Liputan6.com, Jakarta - Meski pengusaha lokal sudah mampu memproduksi pakaian jadi dengan kualitas yang baik, namun masyarakat Indonesia rupanya masih senang membeli produk pakaian impor. Bahkan sebagian besar barang yang diimpor tersebut merupakan produk tiruan dengan kualitas yang lebih rendah atau KW.

"Kebanyakan yang diimpor itu barang KW, karena 80% masyarakat Indonesia masih suka produk KW," ujar Ketua Umum Asosiasi Pertekstilan Indonesia (API) Ade Sudrajat saat konferensi pers di Kantor API, Gedung Surveyour Indonesia, Jakarta, Senin (30/6/2014).
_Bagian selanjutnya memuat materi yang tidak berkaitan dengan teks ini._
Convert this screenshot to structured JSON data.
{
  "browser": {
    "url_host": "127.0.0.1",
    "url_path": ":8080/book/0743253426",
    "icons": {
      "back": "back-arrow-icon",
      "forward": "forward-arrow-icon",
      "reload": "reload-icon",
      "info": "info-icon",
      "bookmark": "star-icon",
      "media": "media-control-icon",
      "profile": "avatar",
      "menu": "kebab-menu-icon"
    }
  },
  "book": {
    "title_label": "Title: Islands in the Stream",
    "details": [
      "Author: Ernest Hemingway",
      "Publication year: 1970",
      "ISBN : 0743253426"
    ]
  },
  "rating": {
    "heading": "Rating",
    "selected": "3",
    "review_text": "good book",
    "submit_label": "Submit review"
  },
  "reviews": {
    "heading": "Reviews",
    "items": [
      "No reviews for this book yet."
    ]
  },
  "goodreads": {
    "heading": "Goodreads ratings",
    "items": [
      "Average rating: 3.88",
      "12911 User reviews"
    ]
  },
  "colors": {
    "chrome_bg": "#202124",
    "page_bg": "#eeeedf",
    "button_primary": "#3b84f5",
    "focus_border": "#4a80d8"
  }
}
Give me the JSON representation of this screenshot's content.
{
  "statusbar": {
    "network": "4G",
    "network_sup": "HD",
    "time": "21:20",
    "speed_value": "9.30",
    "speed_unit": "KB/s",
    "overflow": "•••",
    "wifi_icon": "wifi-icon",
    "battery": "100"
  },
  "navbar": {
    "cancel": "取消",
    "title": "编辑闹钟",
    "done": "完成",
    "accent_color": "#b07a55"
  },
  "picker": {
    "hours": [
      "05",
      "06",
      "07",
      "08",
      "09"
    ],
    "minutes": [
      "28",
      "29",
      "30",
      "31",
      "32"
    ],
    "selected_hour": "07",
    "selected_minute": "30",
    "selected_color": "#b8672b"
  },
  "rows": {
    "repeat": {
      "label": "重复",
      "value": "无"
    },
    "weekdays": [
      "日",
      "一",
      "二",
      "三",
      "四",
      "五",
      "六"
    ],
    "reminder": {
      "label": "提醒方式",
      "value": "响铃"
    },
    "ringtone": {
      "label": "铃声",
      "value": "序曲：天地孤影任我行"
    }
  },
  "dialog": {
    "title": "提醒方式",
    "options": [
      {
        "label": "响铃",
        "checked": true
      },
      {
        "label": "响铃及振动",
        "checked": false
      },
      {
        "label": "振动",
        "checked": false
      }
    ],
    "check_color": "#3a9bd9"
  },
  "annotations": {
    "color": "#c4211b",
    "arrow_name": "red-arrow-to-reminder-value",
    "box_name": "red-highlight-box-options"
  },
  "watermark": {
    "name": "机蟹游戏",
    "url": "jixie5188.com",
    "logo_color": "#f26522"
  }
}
Dia menjelaskan, masih gemarnya orang Indonesia akan produk impor tersebut karena harga yang ditawarkan lebih murah jika dibandingkan dengan harga produk dalam negeri. "kami masih dihinggapi oleh kenaikan yang disebabkan oleh kenaikan energi (listrik), yang membuat harga pakaian jadi dalam negeri naik 15 persen-20 persen. Sedangkan produk impor kan tidak terkena kenaikan listrik," lanjutnya.

Menurut Ade, produk pakaian jadi impor hanya dilemahkan oleh nilai dolar terhadap nilai tukar mata uang asal produsen pakaian impor tersebut. Namun itu pun menimbulkan selisih yang relatif kecil dan tanpa diikuti oleh kenaikan biaya energi di negaranya.

"Sedangkan kenaikan kami 15 persen-20 persen. Jelas impor lebih kompetitif. Hitungan seperti itu harus didalami, hal ini buat impor lebih bergairah," kata dia.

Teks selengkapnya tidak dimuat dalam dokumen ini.